Said baguette is then thrown at me with the cheese/salad going everywhere then he stormed out.

This used to happen at Waitrose all the time and the management pandered to it. Wine, flowers, chocolates, eggs, bottles of spirits all dropped when loading into their cars. They would come to the desk and ask for a replacement because THEY dropped it. Manager of course said yes every single time. One time I was told to go out and sweep up the glass from a broken bottle in the car park because the lady didn't want to driver over it, it's not even owned by Waitrose but the council. At what point do you take responsibility for your own actions?

riceuten · 08/11/2024 18:10

KnopkaPixie · 07/11/2024 20:43

If they are in hotels they will keep a large handbag and take things from the breakfast buffet. A few days later housekeeping will find some hot yoghurts, purloined teaspoons and various squirrel like things in the safe.

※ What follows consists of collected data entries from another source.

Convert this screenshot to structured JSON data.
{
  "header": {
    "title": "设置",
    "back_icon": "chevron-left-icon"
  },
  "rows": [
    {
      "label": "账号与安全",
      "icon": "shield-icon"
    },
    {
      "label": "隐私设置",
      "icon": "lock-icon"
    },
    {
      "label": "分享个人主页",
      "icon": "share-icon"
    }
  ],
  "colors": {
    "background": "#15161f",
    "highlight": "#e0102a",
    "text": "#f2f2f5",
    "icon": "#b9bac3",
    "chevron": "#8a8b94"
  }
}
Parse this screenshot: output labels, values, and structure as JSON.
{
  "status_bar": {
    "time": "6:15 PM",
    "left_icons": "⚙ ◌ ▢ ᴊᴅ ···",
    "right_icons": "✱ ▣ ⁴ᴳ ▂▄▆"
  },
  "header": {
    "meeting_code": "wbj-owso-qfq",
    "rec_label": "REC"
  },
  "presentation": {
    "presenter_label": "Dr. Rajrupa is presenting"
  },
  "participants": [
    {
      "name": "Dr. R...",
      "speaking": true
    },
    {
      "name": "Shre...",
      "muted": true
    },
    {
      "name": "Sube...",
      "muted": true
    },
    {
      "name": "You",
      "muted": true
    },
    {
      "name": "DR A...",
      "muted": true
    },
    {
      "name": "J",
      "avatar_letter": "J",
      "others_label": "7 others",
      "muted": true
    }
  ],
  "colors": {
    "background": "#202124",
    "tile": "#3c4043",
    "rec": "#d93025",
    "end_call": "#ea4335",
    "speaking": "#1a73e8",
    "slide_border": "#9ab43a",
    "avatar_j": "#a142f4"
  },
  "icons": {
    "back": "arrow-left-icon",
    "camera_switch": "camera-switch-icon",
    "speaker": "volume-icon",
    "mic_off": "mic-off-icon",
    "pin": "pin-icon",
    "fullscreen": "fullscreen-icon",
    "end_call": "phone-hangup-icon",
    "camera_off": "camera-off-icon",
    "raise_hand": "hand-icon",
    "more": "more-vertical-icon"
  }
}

Taking away cutlery is a common theme.

In Germany, I saw a family (2 adults, 2 kids) make numerous filled rolls at a hotel for a packed lunch (as well as snaffling fruit and yoghurt), and THEN took - I shit you not - 20 rolls from the bakery tray into a large plastic bag, and made an enormous fuss when they were stopped.

In Montenegro, I saw Russian and Ukrainian babushkas approach the buffet with large Tupperware bowls to denude the area of game and cheese. The hotel had bolted the trays to the table because previously they would carry the whole tray away (and sometimes pinch the tray as well).